Is $\sqrt{m}$ irrational iff at least one prime occurs with an odd exponent in the factorisation of $m$? Thinking about it, I think I found the following criterion for irrationality of $\sqrt{m}$ if $m$ is a positive integer.

Let $p_1^{a_1}\cdots p_k^{a_k}$ be the prime factorization of $m$. Then $\sqrt{m}$ is irrational if and only if $a_i$ is odd for at least one $1\le i\le k$.

Anyone knows if this is correct and, if so, a proof thereof?
 A: Yes this is true. A nice way to think about this, is that if you extend the notion of prime factorisation to allow for negative exponents, you can show that all rational numbers have a unique prime factorisation as well. Then if you square a rational number of the form $r=p_1^{a_1}\cdots p_k^{a_k}$, where $a_i\in\mathbb{Z}$, then the square of this has the unique prime factorisation
$$r^2=p_1^{2a_1}\cdots p_k^{2a_k}$$
So the square of any rational number has only even exponents in its prime factorisation. The converse is pretty obvious.

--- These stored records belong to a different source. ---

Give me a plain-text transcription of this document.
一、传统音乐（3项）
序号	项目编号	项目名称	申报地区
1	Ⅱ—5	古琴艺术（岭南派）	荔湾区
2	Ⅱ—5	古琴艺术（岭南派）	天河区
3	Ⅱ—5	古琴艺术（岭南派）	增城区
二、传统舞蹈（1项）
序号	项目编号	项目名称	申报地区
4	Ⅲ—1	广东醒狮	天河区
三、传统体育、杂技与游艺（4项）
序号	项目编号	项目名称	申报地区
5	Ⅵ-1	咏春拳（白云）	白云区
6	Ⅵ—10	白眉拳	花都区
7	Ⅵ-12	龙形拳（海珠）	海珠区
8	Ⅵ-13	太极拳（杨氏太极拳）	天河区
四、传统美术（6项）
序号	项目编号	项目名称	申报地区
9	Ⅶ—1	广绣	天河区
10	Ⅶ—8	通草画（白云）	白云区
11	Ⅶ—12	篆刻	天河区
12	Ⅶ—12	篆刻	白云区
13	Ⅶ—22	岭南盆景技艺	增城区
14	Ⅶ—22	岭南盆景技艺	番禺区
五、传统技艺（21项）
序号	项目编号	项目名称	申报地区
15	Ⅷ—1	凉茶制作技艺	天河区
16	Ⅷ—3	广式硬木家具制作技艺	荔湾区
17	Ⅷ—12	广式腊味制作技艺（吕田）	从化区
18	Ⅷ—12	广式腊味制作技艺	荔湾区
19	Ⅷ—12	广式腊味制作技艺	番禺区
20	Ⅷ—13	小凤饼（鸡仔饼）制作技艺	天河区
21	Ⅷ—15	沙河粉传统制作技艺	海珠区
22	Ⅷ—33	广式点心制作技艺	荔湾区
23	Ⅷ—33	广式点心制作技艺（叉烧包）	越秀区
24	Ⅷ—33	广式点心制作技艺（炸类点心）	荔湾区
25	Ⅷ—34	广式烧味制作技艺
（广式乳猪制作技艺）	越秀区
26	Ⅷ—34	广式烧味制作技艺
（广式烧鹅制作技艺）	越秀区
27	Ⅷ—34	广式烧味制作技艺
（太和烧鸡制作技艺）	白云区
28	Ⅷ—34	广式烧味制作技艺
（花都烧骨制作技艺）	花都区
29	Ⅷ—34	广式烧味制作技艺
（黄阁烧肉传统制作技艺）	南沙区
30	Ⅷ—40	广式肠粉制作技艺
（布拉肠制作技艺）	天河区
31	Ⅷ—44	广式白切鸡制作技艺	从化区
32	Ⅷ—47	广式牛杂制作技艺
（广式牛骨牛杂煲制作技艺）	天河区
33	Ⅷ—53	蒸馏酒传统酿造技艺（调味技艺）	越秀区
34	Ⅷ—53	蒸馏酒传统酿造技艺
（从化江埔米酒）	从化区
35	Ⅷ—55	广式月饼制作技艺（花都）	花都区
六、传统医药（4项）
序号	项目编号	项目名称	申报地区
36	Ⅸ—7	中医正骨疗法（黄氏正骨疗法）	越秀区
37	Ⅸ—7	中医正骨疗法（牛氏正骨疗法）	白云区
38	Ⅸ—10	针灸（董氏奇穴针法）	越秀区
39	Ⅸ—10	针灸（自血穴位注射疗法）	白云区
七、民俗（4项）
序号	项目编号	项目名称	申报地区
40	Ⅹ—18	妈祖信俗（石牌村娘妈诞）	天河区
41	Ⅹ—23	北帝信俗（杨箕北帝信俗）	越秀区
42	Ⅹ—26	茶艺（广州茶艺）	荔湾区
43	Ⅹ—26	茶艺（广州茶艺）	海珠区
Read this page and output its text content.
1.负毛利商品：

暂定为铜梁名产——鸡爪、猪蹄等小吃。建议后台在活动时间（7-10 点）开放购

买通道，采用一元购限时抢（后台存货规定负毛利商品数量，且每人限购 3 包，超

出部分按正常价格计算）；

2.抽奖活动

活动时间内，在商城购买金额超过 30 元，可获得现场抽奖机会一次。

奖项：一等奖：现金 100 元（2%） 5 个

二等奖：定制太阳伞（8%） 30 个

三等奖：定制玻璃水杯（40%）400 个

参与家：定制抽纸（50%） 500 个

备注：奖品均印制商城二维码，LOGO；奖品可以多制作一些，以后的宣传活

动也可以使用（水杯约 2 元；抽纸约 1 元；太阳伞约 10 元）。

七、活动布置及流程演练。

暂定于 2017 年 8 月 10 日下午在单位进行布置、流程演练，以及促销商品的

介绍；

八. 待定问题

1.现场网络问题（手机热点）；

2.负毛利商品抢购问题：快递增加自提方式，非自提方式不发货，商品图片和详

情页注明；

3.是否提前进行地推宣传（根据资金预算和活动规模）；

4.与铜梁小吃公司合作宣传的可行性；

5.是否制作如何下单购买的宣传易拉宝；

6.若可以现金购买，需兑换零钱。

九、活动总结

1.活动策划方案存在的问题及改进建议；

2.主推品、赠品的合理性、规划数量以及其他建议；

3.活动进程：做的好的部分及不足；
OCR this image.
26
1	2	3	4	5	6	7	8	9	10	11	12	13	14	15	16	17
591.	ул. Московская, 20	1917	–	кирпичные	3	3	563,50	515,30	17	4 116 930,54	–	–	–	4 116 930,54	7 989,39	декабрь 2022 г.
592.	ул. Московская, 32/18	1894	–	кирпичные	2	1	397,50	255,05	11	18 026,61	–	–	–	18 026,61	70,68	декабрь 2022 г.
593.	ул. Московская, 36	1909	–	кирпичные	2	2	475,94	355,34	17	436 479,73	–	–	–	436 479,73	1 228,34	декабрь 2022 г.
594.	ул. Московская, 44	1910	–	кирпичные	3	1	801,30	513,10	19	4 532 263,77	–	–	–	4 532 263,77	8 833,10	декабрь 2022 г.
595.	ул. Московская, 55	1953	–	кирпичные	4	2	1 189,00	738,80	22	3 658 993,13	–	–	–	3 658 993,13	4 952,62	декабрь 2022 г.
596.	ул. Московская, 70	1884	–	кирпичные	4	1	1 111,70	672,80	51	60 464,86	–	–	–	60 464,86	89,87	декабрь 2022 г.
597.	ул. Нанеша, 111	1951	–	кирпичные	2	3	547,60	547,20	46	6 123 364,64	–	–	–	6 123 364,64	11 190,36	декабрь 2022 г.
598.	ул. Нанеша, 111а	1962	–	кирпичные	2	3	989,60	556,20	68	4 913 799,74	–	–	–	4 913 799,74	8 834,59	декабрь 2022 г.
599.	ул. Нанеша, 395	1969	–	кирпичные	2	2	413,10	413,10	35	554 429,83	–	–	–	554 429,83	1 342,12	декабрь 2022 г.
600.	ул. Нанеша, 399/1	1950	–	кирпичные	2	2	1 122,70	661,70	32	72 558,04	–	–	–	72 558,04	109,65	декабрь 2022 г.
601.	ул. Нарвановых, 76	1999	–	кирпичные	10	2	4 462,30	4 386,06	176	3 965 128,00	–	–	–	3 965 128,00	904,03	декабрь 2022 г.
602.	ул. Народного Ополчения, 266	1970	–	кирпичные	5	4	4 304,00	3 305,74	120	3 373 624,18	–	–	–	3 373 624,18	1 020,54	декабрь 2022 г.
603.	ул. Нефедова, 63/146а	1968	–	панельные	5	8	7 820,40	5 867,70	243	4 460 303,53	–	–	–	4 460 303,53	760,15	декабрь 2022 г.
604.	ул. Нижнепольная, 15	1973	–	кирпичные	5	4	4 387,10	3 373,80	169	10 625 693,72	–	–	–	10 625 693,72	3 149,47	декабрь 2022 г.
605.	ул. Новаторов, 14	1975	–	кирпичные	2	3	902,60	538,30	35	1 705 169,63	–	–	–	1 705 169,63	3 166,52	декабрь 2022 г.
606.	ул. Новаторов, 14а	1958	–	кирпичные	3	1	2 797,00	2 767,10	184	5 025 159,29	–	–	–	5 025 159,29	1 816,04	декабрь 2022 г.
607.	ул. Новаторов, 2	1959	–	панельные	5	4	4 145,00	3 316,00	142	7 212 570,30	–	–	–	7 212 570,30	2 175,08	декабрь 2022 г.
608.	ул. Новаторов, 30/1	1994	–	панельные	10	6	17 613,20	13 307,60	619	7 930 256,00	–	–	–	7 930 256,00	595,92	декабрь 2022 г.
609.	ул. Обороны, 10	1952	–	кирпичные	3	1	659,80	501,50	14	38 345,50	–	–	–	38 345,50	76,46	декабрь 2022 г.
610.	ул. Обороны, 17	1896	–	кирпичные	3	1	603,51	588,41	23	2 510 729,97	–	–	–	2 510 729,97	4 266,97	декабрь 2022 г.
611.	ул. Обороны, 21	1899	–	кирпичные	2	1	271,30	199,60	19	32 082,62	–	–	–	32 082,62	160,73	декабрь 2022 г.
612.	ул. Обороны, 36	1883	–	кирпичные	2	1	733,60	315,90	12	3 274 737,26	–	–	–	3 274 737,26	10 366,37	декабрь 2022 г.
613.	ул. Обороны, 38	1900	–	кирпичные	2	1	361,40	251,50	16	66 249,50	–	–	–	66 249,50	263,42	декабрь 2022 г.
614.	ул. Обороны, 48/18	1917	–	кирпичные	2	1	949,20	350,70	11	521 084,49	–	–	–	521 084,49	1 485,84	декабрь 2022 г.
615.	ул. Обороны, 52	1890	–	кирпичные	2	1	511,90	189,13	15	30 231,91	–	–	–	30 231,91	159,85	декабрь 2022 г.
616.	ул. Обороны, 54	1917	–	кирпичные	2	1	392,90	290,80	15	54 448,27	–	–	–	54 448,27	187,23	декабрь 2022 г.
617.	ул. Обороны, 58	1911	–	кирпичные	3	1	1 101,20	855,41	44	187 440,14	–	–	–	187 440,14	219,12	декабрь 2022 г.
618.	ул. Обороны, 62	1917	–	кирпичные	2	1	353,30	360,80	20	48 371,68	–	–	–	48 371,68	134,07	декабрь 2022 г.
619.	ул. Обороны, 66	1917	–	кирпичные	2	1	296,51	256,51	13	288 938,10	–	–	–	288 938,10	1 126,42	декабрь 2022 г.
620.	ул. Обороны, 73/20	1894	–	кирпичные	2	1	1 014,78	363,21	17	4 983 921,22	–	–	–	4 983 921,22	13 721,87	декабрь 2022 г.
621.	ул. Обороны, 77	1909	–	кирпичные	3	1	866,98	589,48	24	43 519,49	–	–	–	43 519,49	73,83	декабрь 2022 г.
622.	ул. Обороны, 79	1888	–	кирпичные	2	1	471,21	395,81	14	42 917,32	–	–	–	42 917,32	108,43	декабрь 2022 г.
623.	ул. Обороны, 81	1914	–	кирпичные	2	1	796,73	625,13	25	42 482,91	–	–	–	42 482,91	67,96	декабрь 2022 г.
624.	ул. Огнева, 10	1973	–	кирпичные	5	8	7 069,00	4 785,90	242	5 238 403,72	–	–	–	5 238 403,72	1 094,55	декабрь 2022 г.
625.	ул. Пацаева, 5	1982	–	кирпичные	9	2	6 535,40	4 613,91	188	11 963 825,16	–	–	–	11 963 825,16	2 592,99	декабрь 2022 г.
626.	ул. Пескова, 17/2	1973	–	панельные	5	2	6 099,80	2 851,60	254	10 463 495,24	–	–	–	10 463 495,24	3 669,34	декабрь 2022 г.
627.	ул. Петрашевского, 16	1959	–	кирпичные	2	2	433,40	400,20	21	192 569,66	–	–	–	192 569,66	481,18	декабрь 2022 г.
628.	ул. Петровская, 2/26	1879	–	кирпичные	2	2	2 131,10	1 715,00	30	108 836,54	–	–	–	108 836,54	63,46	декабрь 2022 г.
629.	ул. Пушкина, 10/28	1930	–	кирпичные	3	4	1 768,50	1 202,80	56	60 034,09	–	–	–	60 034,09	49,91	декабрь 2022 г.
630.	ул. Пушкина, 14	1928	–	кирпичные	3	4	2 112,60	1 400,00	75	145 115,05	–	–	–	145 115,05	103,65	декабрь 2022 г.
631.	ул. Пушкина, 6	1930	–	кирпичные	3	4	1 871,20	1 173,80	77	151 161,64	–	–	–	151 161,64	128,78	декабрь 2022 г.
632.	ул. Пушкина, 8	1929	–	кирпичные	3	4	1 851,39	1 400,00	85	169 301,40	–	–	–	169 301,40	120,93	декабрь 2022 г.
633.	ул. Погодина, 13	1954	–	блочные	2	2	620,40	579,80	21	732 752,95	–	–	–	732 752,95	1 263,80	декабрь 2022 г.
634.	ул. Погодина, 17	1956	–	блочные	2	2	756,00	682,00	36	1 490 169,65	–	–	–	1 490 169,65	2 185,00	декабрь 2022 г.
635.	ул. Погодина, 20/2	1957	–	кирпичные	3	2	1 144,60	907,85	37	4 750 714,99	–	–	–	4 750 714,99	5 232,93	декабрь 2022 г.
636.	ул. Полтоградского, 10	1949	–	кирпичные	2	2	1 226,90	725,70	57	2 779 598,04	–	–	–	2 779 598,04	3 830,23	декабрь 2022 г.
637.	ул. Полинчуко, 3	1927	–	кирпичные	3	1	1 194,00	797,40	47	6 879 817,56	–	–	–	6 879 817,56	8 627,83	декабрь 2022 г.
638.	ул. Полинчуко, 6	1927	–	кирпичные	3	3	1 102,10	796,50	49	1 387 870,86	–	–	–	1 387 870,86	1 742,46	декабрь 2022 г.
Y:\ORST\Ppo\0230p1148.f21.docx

Note that from this line of thinking its easy to see that if $m$ is an integer, then $\sqrt{m}$ is either irrational or an integer too.
A: This is correct. Since for any $p_i$ with power $a_i\geq 2$ you can put all except perhaps one outside the square root, it's enough to consider numbers where each prime factor has power $1$ (the so-called square free numbers). Thee question then translates to "The only square free number that has a rational square root is $1$" (I don't really know if $1$ is considered a square free number).
A variant on the proof of the irrationality of $\sqrt2$ works fine.